Seit dem Tag verbrachte er jeden verdammten Abend alleine zu Hause, und schaute fern. An den ersten Wochenenden rief er immer die Claudia an, irgendeine billige Hure, lud sie zu sich ein, und verbrachte eine Stunde mit ihr. Doch einmal weigerte sie sich zu kommen, sie meinte nur, sie hätte schon einen anderen Geschäftstermin. Das nahm Thomas ihr persönlich, und seitdem hat es sich auch mit dem Nageln aufgehört.
Die erdrückende Julihitze quetschte seinen Schweiß aus allen Poren heraus. Es war ermattend.
Jetzt saß er in seinem Fauteille, die Füße auf dem kleinen Tisch, und neben sich Bier & fettige Chips. Und dachte sich, als er eine Mallorca Reportage auf RTL II sah, daß er im nächsten Urlaub auch auf diese Party - Insel fahren wird, um einen Mordsspaß zu erleben. Aber er wußte genau, daß er keinen Flug nach Mallorca buchen wird, sonder statt dessen seine Ferientage, so wie immer, in seiner kleinen Wohnung verbringen wird.
Er langte zu seiner Rechten und löste das vorletzte Bier aus der Gerstensaftsextett-Verpackung. Das war bereits sein fünftes Bier, und die Folgeerscheinungen vom Alkohol machten sich schon bemerkbar. Seine Augenlider schmerzten bereits vor Müdigkeit, auch seine rechte Hand hatte die ersten Ermüdungserscheinungen, nachdem er sich schon zum vierten Mal an diesem Abend eine Überdosis Gefühl verabreicht hat. Das letzte Mal war, als eine Engländerin, nachdem sie von zwei Deutschen abgefüllt worden ist, sich zu einem flotten Dreier überreden ließ. RTL II war natürlich mittendrin statt nur dabei. Thomas ließ die Gelegenheit natürlich nicht entgehen, und gab es sich zum vierten Mal. Aber jetzt konnte er nicht mehr, seine Hand schmerzte bereits, und unter uns gesagt, nicht nur seine Hand.

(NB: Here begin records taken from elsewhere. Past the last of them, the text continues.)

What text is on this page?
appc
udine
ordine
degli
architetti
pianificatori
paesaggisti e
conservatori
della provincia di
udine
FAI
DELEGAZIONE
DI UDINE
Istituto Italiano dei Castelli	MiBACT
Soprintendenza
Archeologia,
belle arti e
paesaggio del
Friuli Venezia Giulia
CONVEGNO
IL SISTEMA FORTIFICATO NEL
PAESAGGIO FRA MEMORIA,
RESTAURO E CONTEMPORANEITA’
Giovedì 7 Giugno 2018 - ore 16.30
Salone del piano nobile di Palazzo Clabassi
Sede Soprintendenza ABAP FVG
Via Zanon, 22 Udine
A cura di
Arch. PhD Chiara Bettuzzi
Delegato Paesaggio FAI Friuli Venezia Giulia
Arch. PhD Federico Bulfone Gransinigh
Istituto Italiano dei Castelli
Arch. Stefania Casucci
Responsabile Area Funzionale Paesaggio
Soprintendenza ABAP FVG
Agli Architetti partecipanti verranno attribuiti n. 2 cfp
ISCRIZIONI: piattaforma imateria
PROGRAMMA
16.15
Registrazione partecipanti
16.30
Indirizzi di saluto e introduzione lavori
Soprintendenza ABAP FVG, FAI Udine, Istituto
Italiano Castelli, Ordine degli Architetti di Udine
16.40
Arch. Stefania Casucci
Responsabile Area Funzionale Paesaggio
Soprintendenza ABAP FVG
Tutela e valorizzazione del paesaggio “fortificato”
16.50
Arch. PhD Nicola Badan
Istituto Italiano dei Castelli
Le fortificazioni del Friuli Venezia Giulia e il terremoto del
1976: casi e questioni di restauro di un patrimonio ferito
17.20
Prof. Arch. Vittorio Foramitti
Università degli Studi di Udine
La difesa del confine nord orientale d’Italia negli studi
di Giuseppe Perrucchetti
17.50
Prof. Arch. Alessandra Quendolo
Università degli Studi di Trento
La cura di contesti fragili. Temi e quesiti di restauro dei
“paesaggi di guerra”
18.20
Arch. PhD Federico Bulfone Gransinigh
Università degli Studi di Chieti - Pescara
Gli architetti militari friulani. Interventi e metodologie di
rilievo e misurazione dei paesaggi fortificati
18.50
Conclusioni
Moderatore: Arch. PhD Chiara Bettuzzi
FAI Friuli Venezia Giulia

Er war vollkommen erschöpft. Er war so fertig, daß er nicht einmal aufstehen konnte, um das Fenster zu schließen, durch welche die ersten Mücken, vom hellen Licht angelockt, flogen. Als sich die erste, jetzt war sie noch mickrig, sie hatte seit Tagen kein frische Blut mehr zu sich genommen, entschlossen hatte, sich auf seinen Unterarm bequem zu machen, konnte er sie nicht vertreiben, vielmehr faszinierte ihn das Schauspiel, das ihm dargeboten wurde, und beobachte teilnahmslos, aber mit einer gewissen Neugier dieses Spektakel. Das Tier begann das Menschenblut abzuzapfen. Die anderen Mücken bemerkten erstaunt, daß gegen sie keine Gegenwehr geleistet wird, so folgten sie dem Beispiel ihrer Genossin. Und langsam ließen sie sich dutzendweise auf dem Körper nieder, zuerst nur auf den unbedeckten Körperteilen wie Arme und Gesicht, aber mit der Zeit schlichen sie sich in seine Kleidung ein, und malträtierten auch die unbedeckten Stellen. Es begann fürchterlich zu jucken, seine Haut war schon ganz rot wegen den vielen Stechwunden. Doch er konnte sich noch immer nicht wehren, und der Alkohol tat das Übrigen. Er schlief nämlich ein, entweder weil er zu müde wurde, oder weil ihn bereits die Kräfte verließen. Jedenfalls schlief er ein, und merkte nicht, als er zwei Stunden später wegen Blutmangel das Bewußtsein verlor. Die Tiere hatten schon viel zu viel Blut abgezapft. Sein Körper war bereits von hunderten kleinen Mücken bedeckt, Die meisten hatten bereits wegen den zu sich genommenen Blut - Alkohol Cocktails eine für sich abnormale Körperform angenommen. Sie verfärbten sich in ein dunkles Rot und ihre zarten Körper waren zum Platzen voll, mit Blut angefüllt. Und durch den Alkohol wurden sie immer aggressiver und unersättlicher, so daß sie, obwohl sie schon genug Blut hatten, nicht von ihrer Beute losließen.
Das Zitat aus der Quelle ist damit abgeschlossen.